Could do a @next or major version bump which supports Node 10 or above? Doesn't make much sense to keep 2 parallel codebases just for Node 8 (i'm assuming your work supports Node 10+)

jasonwilliams avatar Jun 18 '19 15:06 jasonwilliams

From our point of view we've been waiting for the ecosystem and WASM to catch up. The reality is it's not ready our use case. Which isn't to say it's not possible, but the results thus far have negated the benefits of node-sass over other native JS implementations.

Supporting the full node-sass API is a very impressive effort and I'm excited to see it. But if we can't overcome the start up or run performance issues we're unlikely to progress down this path. Alternative pure JS implementations exist at the cost slower compilation speeds.

We'll continue to invest in improving the installation process as much as npm and node allow us to. And there is on going work in LibSass to reduce the memory footprint and further improve Sass compilation times - widening the gap between pure JS implementations.

xzyfer avatar Jun 18 '19 16:06 xzyfer

@xzyfer are these times measured somewhere? (the pure JS compilation and the C++ compilation)

jasonwilliams avatar Jun 18 '19 16:06 jasonwilliams

It's worth noting that folks working on WASM and WASI are seriously looking specifically at the issues faced by node-sass and LibSass as part of their work to evolve the specs.

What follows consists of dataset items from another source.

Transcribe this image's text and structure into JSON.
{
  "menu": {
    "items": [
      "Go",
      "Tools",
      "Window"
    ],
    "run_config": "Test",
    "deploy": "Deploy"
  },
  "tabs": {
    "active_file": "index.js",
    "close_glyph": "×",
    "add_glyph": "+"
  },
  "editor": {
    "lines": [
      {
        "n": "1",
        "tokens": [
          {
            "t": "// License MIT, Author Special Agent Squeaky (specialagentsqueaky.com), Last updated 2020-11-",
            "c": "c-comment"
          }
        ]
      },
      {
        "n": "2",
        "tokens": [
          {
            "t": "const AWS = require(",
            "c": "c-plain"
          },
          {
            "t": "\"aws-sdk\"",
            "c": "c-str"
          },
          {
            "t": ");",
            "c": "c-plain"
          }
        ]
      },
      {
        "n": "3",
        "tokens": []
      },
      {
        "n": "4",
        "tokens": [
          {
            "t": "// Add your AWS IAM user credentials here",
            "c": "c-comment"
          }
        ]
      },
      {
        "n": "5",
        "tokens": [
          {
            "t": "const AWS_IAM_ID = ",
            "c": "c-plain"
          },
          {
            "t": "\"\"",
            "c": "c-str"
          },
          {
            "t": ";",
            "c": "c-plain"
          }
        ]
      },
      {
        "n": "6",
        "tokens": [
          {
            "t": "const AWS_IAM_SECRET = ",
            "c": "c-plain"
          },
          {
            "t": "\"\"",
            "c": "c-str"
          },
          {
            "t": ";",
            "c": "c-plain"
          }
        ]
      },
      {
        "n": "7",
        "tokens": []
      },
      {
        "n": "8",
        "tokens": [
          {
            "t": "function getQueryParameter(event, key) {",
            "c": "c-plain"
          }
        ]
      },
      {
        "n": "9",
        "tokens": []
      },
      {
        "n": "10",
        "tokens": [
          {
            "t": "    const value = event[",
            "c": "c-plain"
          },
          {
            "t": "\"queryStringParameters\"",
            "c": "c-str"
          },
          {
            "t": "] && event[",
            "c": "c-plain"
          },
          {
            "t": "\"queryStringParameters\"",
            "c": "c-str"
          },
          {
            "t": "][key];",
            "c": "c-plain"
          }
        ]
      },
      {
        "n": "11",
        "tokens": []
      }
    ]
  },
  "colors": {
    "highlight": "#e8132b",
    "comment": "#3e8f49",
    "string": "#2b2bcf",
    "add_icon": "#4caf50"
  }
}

xzyfer avatar Jun 18 '19 16:06 xzyfer

@jasonwilliams there have been various benchmarks over the years. You'll want to pay close attention to the language used in these benchmarks. I suggest looking at the raw numbers if they exist.

Some that I'm aware of are:

  • https://github.com/postcss/benchmark/blob/master/README.md
  • https://github.com/sass/dart-sass/blob/master/perf.md

xzyfer avatar Jun 18 '19 16:06 xzyfer

Most of these are out of date now, and non of them include the recent changes on LibSass master (unreleased).

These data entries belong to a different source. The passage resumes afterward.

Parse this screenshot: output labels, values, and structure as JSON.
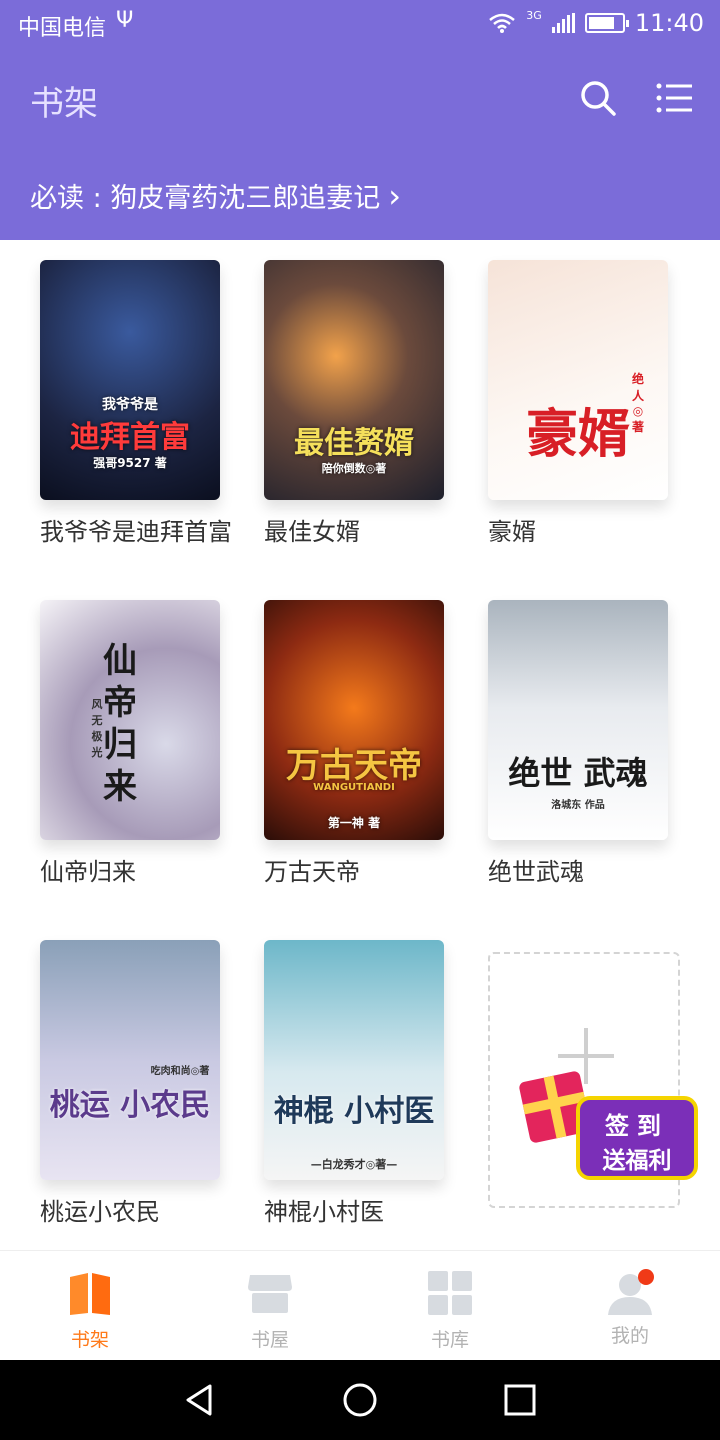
{
  "status_bar": {
    "carrier": "中国电信",
    "usb_symbol": "Ψ",
    "network": "3G",
    "time": "11:40",
    "battery_level": 0.7
  },
  "header": {
    "title": "书架",
    "must_read": "必读 : 狗皮膏药沈三郎追妻记",
    "must_read_arrow": "›",
    "search_icon": "search-icon",
    "menu_icon": "list-menu-icon"
  },
  "books": [
    {
      "name": "我爷爷是迪拜首富",
      "cover_title": "迪拜首富",
      "cover_sub": "我爷爷是",
      "author": "强哥9527 著"
    },
    {
      "name": "最佳女婿",
      "cover_title": "最佳赘婿",
      "cover_sub": "",
      "author": "陪你倒数◎著"
    },
    {
      "name": "豪婿",
      "cover_title": "豪婿",
      "cover_sub": "",
      "author": "绝人◎著"
    },
    {
      "name": "仙帝归来",
      "cover_title": "仙帝归来",
      "cover_sub": "",
      "author": "风无极光"
    },
    {
      "name": "万古天帝",
      "cover_title": "万古天帝",
      "cover_sub": "WANGUTIANDI",
      "author": "第一神 著"
    },
    {
      "name": "绝世武魂",
      "cover_title": "绝世 武魂",
      "cover_sub": "",
      "author": "洛城东 作品"
    },
    {
      "name": "桃运小农民",
      "cover_title": "桃运 小农民",
      "cover_sub": "",
      "author": "吃肉和尚◎著"
    },
    {
      "name": "神棍小村医",
      "cover_title": "神棍 小村医",
      "cover_sub": "",
      "author": "—白龙秀才◎著—"
    }
  ],
  "add_slot": {
    "icon": "plus-icon"
  },
  "signin_promo": {
    "line1": "签到",
    "line2": "送福利"
  },
  "tabbar": {
    "items": [
      {
        "label": "书架",
        "icon": "bookshelf-icon",
        "active": true
      },
      {
        "label": "书屋",
        "icon": "store-icon",
        "active": false
      },
      {
        "label": "书库",
        "icon": "grid-icon",
        "active": false
      },
      {
        "label": "我的",
        "icon": "profile-icon",
        "active": false,
        "badge": true
      }
    ]
  },
  "colors": {
    "header_bg": "#7b6cd9",
    "active_tab": "#ff7a1a",
    "inactive_tab": "#b3b3b3",
    "badge_dot": "#f03a17"
  }
}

xzyfer avatar Jun 18 '19 16:06 xzyfer

The prototype is ready. :tada: Take a look: https://github.com/TomiBelan/node-sass-wasm

A very unprofessional benchmark says test/api.js + test/spec.js runs in 14.4 seconds on node-sass but in 25.6 seconds on node-sass-wasm. So it's not only the startup time, the execution is also ~2x slower. This is worrying to me, because most of these tests are sass-spec tests which shouldn't spend a lot of time in the binding layer or Emscripten system code. Is this performance penalty intrinsic to WebAssembly itself? It might also be interesting to compare it vs sass.js and @kwonoj's libsass-asm.

Anyway, @xzyfer I think I agree: it's best for node-sass to keep using the native library for now. I hope node-sass-wasm can serve as inspiration but currently it's not realistic to merge it - especially because of (un)supported Node versions, but also because of performance. So I won't send it as a PR, but of course feel free to reuse any pieces that look useful (in line with MIT).

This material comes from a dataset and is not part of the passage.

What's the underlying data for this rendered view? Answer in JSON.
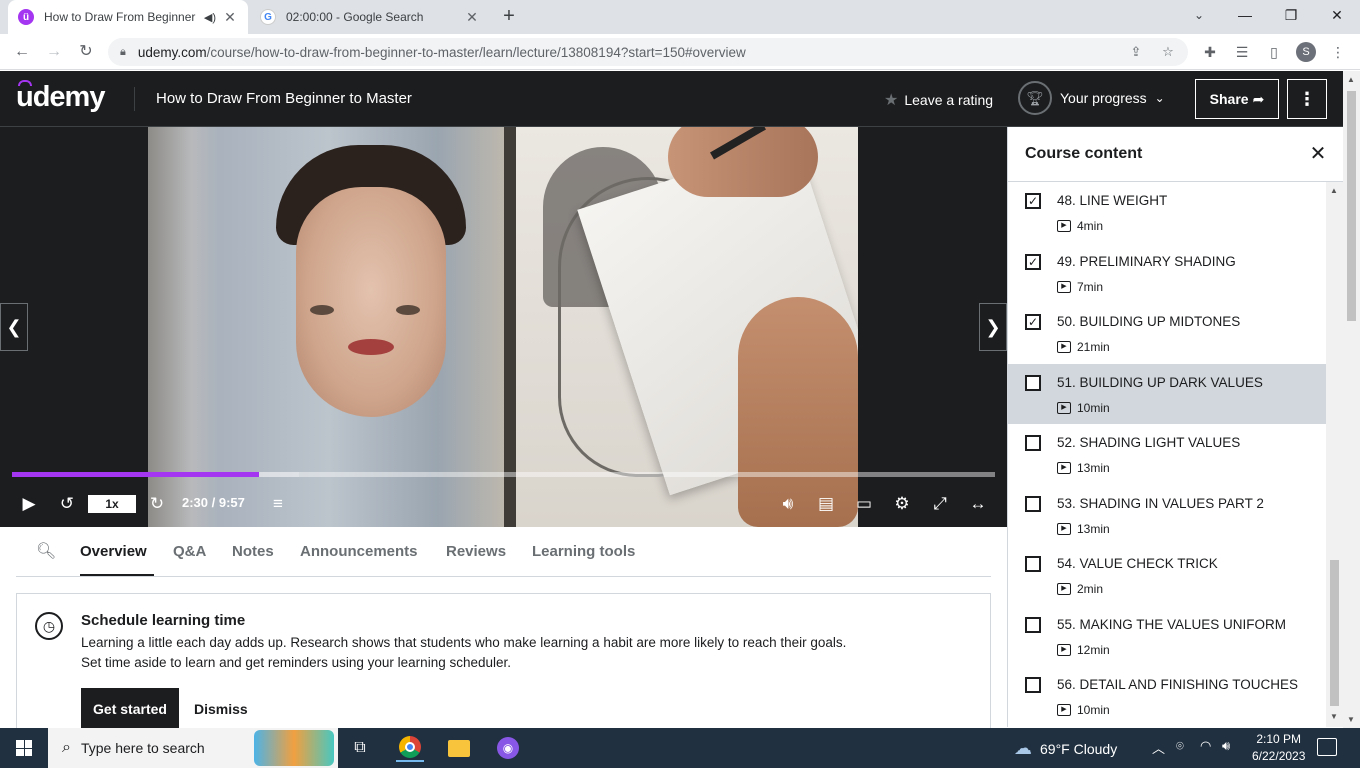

Still, I'll put node-sass-wasm on npm, as some users might find it to be a good middle ground between node-sass and native JS implementations. Should I make it a scoped package like @TomiBelan/node-sass-wasm to avoid name-squatting or sounding too "official"?

I'm also curious about your WASI comments, do you have any links? I thought WASI is just a libc-like / POSIX-like "system interface" which didn't sound terribly relevant. Does WASI solve the ABI problem, e.g. converting std::string <-> JS String, and more complex structures? That was the main reason to use Emscripten for me.